For everyone to follow, here is a brief recap: we want to provide full
relocation support in the language. relocation happens through its own
constructor, which destructively steals the resources of the source object.
The destructor on the source object is then never called.

Problem is enabling relocation from function parameters passed by value.
For this to work, we need the ABI of the function to be callee-destroy (the
function itself is responsible for destroying its parameters). Otherwise if
the ABI were caller-destroy, then the function could not avoid the call to
the destructor on its input parameters, should some be passed to a
relocation constructor.

The ABI break is planned to be opt-in and opt-out. Declaring a relocation
constructor on a class-type will force each function that takes that class
as value parameter to be callee-destroy (potential ABI break, depending on
compilers).

class T { T(T); /* reloc ctor declaration */ };
void foo(T); //< now forcibly callee-destroy

It can also be opted-out, by adding a new implementation-defined attribute
on the class definition, so that despite the fact that a relocation
constructor may be declared, the ABI of functions are not impacted:

class [[no_parameter_reloc]] T { T(T); /* reloc ctor declaration */ };
void foo(T); //< callee-destroy constraint no longer applies

This works well for many cases. Library vendors migrating to this proposal
can simply carefully pick which classes they choose to declare a relocation
ctor in, and then also add the opt-out attribute in the class definition if
they wish to provide ABI stability.

The problem I foresee is that this has terrible composability. If I declare
a relocation ctor to my MyString class-type, and opt-out of the ABI break,
what happens to all the functions where std::pair<MyString, int> is passed
by value? We have many good reasons not to add the opt-out parameter to
std::pair. Hence, with the given rules, that would mean that there is no
way of ensuring ABI stability on such functions.
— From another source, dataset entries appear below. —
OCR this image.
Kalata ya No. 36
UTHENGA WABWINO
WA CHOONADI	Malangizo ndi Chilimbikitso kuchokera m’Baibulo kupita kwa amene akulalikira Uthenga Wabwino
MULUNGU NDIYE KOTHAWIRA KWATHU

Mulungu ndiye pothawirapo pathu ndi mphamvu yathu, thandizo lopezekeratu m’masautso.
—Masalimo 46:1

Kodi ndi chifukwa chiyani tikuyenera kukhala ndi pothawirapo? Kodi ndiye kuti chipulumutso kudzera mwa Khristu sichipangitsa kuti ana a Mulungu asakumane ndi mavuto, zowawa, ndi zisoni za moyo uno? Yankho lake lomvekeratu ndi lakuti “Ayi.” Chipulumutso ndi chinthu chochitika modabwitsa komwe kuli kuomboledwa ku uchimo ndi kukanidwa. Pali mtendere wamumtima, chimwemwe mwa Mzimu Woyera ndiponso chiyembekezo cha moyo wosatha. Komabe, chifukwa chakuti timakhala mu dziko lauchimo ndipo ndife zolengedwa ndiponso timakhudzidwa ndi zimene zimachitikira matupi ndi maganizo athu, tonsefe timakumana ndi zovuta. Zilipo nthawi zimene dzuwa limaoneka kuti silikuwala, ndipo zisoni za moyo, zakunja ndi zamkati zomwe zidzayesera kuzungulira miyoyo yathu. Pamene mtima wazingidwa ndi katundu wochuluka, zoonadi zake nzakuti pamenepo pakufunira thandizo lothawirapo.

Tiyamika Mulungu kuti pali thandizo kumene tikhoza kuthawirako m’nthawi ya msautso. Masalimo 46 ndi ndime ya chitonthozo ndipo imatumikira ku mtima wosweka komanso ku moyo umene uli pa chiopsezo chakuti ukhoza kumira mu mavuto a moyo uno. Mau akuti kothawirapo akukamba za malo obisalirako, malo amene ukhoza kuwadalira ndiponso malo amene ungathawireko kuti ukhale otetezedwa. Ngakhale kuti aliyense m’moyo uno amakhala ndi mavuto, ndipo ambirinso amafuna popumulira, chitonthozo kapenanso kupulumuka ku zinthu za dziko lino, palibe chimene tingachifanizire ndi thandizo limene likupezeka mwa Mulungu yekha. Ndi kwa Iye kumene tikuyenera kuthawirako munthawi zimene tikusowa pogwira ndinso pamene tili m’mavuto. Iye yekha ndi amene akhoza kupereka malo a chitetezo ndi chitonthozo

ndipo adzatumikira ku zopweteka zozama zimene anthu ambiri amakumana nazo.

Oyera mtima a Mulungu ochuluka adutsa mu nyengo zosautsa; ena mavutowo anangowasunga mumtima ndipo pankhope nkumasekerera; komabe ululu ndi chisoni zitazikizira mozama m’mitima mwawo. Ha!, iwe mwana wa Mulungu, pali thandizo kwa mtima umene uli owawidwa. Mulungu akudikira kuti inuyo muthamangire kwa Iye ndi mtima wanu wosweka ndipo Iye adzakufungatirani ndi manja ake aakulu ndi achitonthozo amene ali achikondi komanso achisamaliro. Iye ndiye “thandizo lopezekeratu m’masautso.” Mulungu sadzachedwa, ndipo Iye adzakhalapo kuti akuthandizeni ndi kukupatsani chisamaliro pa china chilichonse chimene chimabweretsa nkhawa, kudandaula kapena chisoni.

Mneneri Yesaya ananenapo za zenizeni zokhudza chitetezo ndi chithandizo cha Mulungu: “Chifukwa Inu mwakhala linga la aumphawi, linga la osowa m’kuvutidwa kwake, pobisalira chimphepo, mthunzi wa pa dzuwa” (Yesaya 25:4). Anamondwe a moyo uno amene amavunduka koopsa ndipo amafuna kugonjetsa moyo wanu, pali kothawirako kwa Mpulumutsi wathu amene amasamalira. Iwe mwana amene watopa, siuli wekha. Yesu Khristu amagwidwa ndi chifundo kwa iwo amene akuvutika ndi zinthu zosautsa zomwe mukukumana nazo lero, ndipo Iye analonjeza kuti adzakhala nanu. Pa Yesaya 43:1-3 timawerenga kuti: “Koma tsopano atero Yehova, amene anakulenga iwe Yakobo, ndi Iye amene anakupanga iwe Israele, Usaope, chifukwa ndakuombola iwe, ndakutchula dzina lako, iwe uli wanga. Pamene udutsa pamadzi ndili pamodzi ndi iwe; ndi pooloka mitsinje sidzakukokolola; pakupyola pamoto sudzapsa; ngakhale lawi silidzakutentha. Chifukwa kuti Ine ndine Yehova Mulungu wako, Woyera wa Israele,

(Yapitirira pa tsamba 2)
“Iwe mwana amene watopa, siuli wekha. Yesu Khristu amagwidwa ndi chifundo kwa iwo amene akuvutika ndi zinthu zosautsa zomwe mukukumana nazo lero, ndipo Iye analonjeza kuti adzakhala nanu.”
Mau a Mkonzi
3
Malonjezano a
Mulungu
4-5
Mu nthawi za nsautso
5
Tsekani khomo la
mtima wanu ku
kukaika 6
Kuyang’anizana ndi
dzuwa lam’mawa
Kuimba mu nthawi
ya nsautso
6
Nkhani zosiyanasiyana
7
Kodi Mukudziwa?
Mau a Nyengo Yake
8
I'm thinking of tweaking the rules a little bit. First, we keep the opt-out
attribute on the class definition, but it is no longer
implementation-defined. Second, the opt-out attribute also provides an
(auto) syntax: class [[no_parameter_reloc(auto)]] that will inspect the
class subobjects (direct or virtual bases and non-static data-members) and
decide accordingly. Here are the deduction rules:

   - If one of the class subobjects hasn't opted-out, and (maybe
   implicitly) declares a relocation constructor and is not trivial (trivial
   implies destructor is a no-op) then the class opts-in for the ABI break ;
   - Otherwise if one of the class subobjects opted-out, and that it (maybe
   implicitly) declares a relocation constructor, and it is not trivial, then
   the class opts-out of the ABI break ;
   - Otherwise the class opts-in by default.

With the updated rules, if std::pair has the [[no_parameter_reloc(auto)]]
attribute, then std::pair<MyString,int> opts-out, while
std::pair<MyString,UserDefinedOptInType> opts-in.

I am also thinking of allowing a function attribute to opt-out on function
level for tricky cases.

Anyone have some thoughts on the matter?